Human and corporate destiny can rest on the ability of individuals to communicate what they are thinking and feeling to others who can appropriate change. Based on the 2014 Willow Creek Leadership Summit, Jospeh Grenny and associates have argued for “Crucial Conversations,” defined as “a discussion between two or more people where stakes are high, opinions vary and emotions run strong.”
During the 2014 Willow Creek Leadership Summit, Grenny claimed for three aspects that effect moments more than others:
- The issue is high-stakes to you
- You expect someone else to disagree with you
- These are moments of strong emotions
Grenny said, “The effect of how you behave in these moments carry on long past the moment itself has passed. And how we approach those conversations has everything to do with whether we prepare for and anticipate them.” Is your organization, institution, or relationship “stuck” or in a rut? One must ask: “What crucial conversation are we not holding or not holding well?”
For example, imagine you are working for a boss that clearly needs to have a crucial conversation on the subject of how things are being run. The business is functional but if a specific change can occur in the leader’s style, even more effectiveness will be produced and a healthier culture will result.
But the problem is that no one is willing or courageous enough to tell this person in charge that they need to do a few things differently and rather than making the him/her aware of their short coming(s), everyone remains quite and nothing changes. The organization continues on as usual when it could have taken a step of growth to become better. This in a nutshell illustrates why crucial conversations are essential. Whether or not it is in business, education, athletics, matrimony, or relationships, crucial conversations are necessary for progress.
What happens in the first moments of the conversation is crucial. Grenny states two things need to happen in order for the conversation to be successful:
For Jesus, crucial conversations were a hallmark of his ministry. In John 4, Jesus has a crucial conversation with a Samaritan woman, who herself had some distinct personal challenges:
1. She was Samaritan, considered a half-breed between Jew and Assyrian. Jewish people hated Samaria so much that in their travels, they would rather travel around Samaria at great inconvenience rather than travel through.
2. She was woman, in those days considered lower than a man and some placed women just a little higher than animals.
3. She was a multiple divorcee, Jewish cultured allowed for maybe two or three divorces but this woman had five.
4. She was immoral; in addition, the man she was living with was not her husband further making her disrespected among the Samaritans who were already looked down upon.
When Jesus approaches her at the well he:
a.
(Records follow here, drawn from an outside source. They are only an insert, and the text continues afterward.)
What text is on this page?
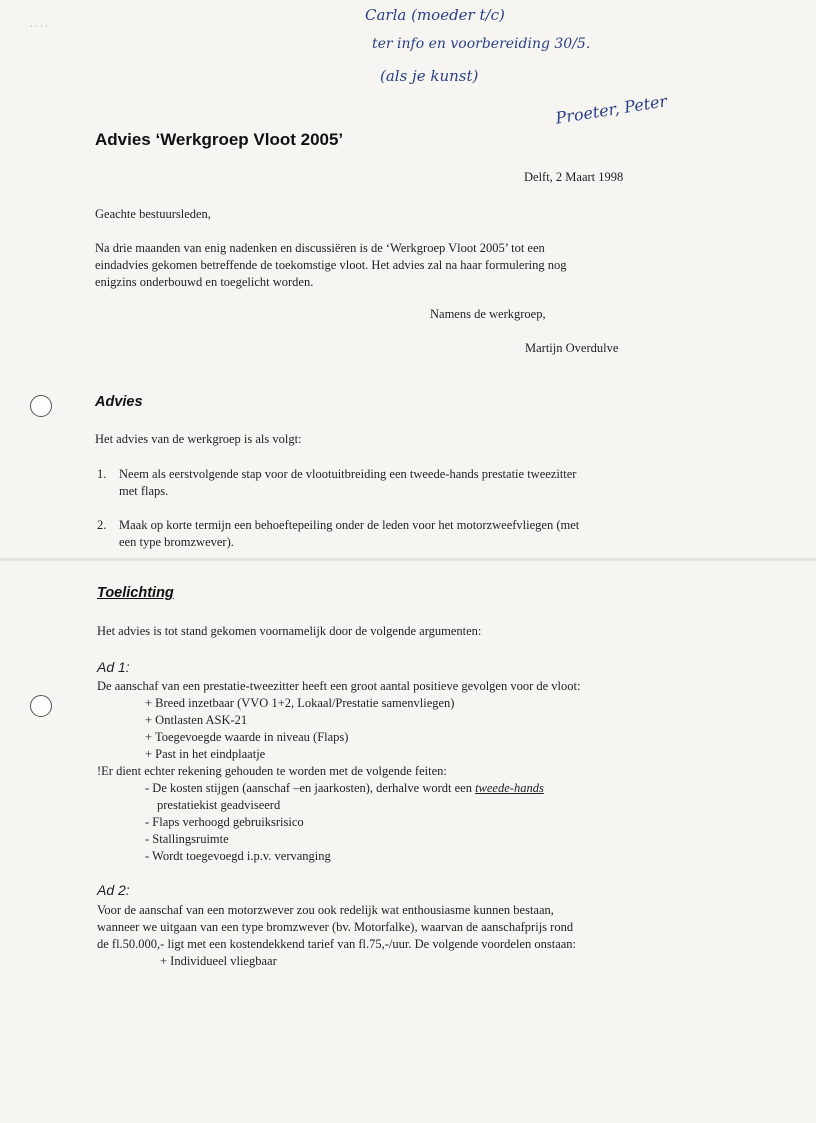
· · · ·
Carla (moeder t/c)
ter info en voorbereiding 30/5.
(als je kunst)
Proeter, Peter
Advies ‘Werkgroep Vloot 2005’
Delft, 2 Maart 1998
Geachte bestuursleden,
Na drie maanden van enig nadenken en discussiëren is de ‘Werkgroep Vloot 2005’ tot een
eindadvies gekomen betreffende de toekomstige vloot. Het advies zal na haar formulering nog
enigzins onderbouwd en toegelicht worden.
Namens de werkgroep,
Martijn Overdulve
Advies
Het advies van de werkgroep is als volgt:
1. Neem als eerstvolgende stap voor de vlootuitbreiding een tweede-hands prestatie tweezitter
met flaps.
2. Maak op korte termijn een behoeftepeiling onder de leden voor het motorzweefvliegen (met
een type bromzwever).
Toelichting
Het advies is tot stand gekomen voornamelijk door de volgende argumenten:
Ad 1:
De aanschaf van een prestatie-tweezitter heeft een groot aantal positieve gevolgen voor de vloot:
+ Breed inzetbaar (VVO 1+2, Lokaal/Prestatie samenvliegen)
+ Ontlasten ASK-21
+ Toegevoegde waarde in niveau (Flaps)
+ Past in het eindplaatje
!Er dient echter rekening gehouden te worden met de volgende feiten:
- De kosten stijgen (aanschaf –en jaarkosten), derhalve wordt een tweede-hands
prestatiekist geadviseerd
- Flaps verhoogd gebruiksrisico
- Stallingsruimte
- Wordt toegevoegd i.p.v. vervanging
Ad 2:
Voor de aanschaf van een motorzwever zou ook redelijk wat enthousiasme kunnen bestaan,
wanneer we uitgaan van een type bromzwever (bv. Motorfalke), waarvan de aanschafprijs rond
de fl.50.000,- ligt met een kostendekkend tarief van fl.75,-/uur. De volgende voordelen onstaan:
+ Individueel vliegbaar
Talks to her without condemnation having her best interests in mind (4:7-26).
b. Uses what is common between them to communicate his point, in this case, water from the well (and later “water that you will never thirst” 4:10-14).
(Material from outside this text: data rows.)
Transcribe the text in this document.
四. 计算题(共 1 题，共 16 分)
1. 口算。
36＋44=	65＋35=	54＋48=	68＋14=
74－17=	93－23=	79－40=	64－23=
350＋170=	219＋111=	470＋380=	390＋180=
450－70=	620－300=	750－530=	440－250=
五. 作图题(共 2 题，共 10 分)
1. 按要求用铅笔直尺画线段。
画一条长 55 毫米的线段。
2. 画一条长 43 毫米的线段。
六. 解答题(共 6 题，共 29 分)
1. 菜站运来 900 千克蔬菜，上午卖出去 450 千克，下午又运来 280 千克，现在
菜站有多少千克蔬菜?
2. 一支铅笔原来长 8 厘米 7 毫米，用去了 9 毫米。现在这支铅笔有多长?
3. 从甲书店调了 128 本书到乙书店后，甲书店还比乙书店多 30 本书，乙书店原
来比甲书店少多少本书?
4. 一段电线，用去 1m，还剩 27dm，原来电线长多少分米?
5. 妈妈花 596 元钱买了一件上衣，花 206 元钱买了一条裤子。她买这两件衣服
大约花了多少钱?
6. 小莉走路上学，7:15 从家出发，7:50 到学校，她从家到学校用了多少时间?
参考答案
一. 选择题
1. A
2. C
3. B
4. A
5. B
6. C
c. Jesus is not coy about the issue, he confronts her honestly that she is currently living with someone who is not her husband, the fact that Jesus states he is Messiah implies a need for repentance (4:16-18, 26).
d. Jesus encourages her to take a new path, in this case, give her heart to the true Messiah and not men (4:21-26, 39-42).
In having this crucial conversation with the woman at the well, this lonely hurting woman has her life changed and is used to bring many into the kingdom (4:39-42).
Contrast with another crucial conversation Jesus has with the “rich young ruler” in Mark 10:17-31; Matthew 19:16-30; Luke 18:18-30. The result did not go as well. The young man wanted eternal life and Jesus, in a multi-stage approach, told the rich young ruler that his wealth was preventing him from inheriting it, but unlike the Samaritan woman at the well, the ruler could not give up what he was holding unto for security.
In these two cases, Jesus had two distinct crucial conversations; one, which heeded his words and had her life changed while the other could not accept. They illustrate the need to have these conversations; they could result in a huge life change or unheeded advice but nothing would have happened had these conversations not occurred.